To address flexibility, it’s best to do dynamic stretching before a ride and/or a strength training routine that lets the muscles work through full ranges of motion. “Muscle and joint receptors in the tissue loose sensitivity if we focus on static stretching before an activity, which could lead to an increased risk of injury during that activity,” says Steward, adding that tight fascia may limit your range of motion in a traditional static stretch—a practice that’s best saved for postworkout.
Use massage tools
In addition to helping warm up the tissue layers and muscles before passive stretching, “massage guns help to wake up neuromuscular system, preparing it for activity,” says Steward. He notes that massage guns and muscle scraping tools generally apply less pressure and are more superficial (focusing more on the surface of the skin but still addressing fascia tightness) compared to foam rolling. Each tool can be effective and the amount of pressure is personal preference, he adds.
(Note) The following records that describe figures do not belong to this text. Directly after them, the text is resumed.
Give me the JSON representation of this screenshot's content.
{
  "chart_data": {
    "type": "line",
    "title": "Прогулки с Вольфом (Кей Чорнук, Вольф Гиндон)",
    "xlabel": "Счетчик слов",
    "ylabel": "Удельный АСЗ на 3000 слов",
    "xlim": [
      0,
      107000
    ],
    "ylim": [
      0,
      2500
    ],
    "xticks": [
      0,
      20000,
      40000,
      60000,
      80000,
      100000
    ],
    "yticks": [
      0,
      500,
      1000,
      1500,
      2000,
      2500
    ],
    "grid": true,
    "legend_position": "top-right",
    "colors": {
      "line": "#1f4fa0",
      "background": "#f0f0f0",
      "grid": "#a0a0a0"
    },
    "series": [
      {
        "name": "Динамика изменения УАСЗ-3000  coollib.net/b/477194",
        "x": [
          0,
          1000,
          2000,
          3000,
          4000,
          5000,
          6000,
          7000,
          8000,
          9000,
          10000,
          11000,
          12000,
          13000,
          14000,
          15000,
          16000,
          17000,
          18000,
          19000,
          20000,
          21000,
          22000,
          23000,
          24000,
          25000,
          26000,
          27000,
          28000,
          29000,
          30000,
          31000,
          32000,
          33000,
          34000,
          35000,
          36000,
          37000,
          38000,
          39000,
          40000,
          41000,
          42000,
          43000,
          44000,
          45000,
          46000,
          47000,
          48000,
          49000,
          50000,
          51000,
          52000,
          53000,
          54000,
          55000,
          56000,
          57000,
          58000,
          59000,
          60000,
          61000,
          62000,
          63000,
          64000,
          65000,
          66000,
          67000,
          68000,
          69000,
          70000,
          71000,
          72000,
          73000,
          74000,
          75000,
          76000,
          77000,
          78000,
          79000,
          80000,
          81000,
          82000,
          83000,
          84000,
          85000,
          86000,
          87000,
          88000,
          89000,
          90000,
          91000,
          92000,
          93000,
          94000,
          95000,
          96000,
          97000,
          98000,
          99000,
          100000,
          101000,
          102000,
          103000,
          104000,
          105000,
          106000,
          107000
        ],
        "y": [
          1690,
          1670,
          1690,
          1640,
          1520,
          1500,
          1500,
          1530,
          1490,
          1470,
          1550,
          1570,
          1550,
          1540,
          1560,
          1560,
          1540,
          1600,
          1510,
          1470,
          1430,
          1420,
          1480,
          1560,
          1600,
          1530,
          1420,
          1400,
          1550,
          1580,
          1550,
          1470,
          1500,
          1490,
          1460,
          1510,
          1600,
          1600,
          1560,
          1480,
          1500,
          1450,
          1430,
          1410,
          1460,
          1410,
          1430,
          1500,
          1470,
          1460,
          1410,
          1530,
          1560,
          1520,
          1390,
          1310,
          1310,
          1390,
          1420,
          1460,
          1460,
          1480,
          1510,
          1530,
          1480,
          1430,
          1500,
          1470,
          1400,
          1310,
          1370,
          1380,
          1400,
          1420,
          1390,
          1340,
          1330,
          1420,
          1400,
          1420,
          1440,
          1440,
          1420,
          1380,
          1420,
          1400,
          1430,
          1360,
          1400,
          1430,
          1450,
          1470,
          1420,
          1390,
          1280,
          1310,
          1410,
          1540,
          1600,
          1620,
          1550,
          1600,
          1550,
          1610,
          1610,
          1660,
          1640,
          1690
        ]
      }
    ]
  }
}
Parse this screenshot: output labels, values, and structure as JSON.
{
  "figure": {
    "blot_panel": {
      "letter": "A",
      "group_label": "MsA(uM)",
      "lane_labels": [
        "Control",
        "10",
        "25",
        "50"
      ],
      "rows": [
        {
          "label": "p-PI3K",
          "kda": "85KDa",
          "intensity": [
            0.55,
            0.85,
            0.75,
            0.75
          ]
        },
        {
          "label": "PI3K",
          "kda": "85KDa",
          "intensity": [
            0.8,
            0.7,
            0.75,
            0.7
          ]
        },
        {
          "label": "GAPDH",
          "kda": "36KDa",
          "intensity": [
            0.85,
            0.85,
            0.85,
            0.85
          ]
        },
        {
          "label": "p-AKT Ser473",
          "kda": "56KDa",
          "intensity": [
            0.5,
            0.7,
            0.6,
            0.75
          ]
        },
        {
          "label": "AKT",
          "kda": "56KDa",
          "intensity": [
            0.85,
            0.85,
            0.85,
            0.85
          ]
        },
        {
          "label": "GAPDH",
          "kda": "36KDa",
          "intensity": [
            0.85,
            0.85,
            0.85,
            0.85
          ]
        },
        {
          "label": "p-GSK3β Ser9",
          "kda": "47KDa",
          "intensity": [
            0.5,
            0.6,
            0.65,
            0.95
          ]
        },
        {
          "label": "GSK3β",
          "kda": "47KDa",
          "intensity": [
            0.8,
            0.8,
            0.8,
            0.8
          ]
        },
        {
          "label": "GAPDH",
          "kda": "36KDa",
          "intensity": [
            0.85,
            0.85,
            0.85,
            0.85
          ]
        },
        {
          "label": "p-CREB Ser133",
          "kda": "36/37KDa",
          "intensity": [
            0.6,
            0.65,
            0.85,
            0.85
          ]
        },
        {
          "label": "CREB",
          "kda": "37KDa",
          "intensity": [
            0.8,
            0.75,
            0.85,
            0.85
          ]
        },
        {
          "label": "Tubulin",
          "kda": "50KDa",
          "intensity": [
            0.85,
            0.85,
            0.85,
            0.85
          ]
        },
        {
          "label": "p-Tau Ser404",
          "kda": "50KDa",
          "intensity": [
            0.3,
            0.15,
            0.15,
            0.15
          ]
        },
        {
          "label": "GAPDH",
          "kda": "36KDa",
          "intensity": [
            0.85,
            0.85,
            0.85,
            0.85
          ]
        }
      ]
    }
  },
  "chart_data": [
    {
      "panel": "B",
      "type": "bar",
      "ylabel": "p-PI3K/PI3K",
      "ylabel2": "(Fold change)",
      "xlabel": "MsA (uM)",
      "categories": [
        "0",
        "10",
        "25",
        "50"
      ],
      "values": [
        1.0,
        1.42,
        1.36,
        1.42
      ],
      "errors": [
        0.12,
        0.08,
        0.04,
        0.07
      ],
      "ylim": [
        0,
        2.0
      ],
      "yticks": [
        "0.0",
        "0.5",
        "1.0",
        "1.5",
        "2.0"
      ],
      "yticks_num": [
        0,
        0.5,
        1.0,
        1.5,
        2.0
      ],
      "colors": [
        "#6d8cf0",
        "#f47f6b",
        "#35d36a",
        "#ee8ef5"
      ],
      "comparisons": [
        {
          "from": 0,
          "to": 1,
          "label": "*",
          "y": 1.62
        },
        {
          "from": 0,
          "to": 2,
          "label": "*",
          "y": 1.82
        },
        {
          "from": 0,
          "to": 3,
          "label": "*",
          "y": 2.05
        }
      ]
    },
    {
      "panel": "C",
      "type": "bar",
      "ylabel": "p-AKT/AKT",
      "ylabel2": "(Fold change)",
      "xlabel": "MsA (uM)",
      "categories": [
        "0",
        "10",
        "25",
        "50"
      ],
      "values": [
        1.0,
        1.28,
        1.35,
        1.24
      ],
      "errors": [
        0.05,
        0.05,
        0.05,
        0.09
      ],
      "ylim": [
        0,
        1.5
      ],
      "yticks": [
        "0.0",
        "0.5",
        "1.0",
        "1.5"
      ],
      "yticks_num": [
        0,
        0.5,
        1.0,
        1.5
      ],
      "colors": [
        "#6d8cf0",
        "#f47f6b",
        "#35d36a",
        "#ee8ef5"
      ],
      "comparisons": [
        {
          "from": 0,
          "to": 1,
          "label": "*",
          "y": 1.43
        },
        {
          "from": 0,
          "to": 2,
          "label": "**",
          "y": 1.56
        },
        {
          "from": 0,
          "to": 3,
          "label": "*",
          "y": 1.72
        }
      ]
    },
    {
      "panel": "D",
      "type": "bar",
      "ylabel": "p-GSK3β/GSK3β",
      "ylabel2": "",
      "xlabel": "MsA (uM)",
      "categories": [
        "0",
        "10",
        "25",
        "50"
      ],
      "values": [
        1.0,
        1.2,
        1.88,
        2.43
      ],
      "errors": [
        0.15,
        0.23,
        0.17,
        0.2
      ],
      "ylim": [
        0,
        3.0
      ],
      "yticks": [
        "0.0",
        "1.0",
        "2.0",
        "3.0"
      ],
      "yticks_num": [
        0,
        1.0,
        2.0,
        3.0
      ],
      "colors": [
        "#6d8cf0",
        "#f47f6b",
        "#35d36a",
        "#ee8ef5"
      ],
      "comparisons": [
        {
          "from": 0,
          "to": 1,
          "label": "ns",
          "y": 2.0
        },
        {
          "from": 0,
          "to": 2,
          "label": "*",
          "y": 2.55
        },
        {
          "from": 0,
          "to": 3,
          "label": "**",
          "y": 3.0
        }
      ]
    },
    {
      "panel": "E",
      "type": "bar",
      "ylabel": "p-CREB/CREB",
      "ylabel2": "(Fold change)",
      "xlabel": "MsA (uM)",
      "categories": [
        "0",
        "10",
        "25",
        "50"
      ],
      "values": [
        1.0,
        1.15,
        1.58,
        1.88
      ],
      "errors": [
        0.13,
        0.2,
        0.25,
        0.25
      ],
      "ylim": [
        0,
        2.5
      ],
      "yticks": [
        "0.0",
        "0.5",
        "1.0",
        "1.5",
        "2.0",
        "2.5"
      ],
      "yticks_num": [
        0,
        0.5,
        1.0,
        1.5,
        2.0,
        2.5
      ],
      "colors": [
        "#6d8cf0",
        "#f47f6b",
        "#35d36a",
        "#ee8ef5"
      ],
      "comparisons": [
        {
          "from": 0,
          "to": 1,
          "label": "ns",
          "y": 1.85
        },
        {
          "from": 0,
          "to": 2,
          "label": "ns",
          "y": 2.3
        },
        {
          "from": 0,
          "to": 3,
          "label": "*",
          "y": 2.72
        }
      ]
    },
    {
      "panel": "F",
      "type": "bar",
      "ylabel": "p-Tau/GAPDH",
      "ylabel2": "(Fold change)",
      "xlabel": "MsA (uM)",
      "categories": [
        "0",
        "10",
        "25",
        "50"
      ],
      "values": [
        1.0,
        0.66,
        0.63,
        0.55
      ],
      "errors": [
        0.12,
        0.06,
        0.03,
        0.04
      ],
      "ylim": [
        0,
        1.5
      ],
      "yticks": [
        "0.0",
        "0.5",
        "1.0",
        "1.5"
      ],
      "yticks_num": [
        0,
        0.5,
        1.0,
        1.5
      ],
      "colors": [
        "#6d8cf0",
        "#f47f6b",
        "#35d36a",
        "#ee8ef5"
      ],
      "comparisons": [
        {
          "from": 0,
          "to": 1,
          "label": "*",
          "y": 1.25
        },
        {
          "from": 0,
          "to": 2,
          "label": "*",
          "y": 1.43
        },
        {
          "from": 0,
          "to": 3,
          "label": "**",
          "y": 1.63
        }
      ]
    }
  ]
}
Foam rolling is a form of self-massaging the myofascial tissues, according to research in the British Journal of Sports Medicine, which adds that the tool can enhance fascial layer sliding, improve short-term flexibility, increase recovery from muscle soreness, and decrease trigger points.
“In physical therapy, we like to use instruments that help you loosen the layers of fascia and separate them from themselves, like using a foam roller, so you can achieve better and easier range of motion and your stretches go easier,” says Steward. Foam rolling is a complimentary tool to help to warm up and loosen the body prior to stretching or exercise and also helps cyclists manage their overall physical tightness day to day.
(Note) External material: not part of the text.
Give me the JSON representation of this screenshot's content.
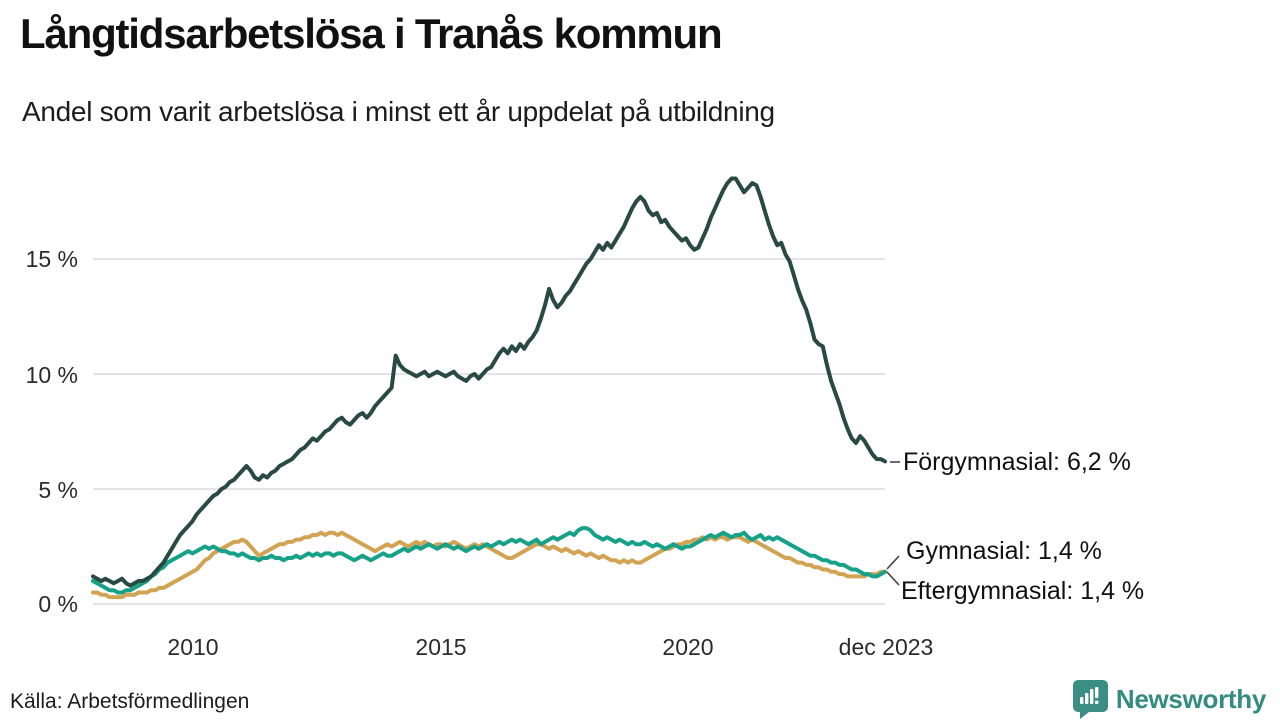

Dr. Stecco warns against sole reliance on self-treatment without input from a fascia expert. “If you don’t apply the foam roller in the proper area, you won’t get the result you want. For instance, the iliotibial tract (IT band) is under tension due to the glutes and fascia [in that area] and the tightness is a manifestation of the tension above and below versus where the IT band is along the side of the leg,” he says. In other words, it’s always best to consult with a pro if you’re feeling super stiff.
See an expert
Cyclists can work one-on-one with a physical therapist to develop a personal regime that treats imbalances and improves their overall range of motion. Dr. Stecco adds that chiropractors and athletic trainers can be versed in fascia as well.
To loosen up at home, using a heating pad or taking a warm bath are helpful aids, according to Johns Hopkins.
Try alternative therapies
Acupuncture can help to relieve pain and dry needling can help to release trigger points, allowing the connective tissue to relax.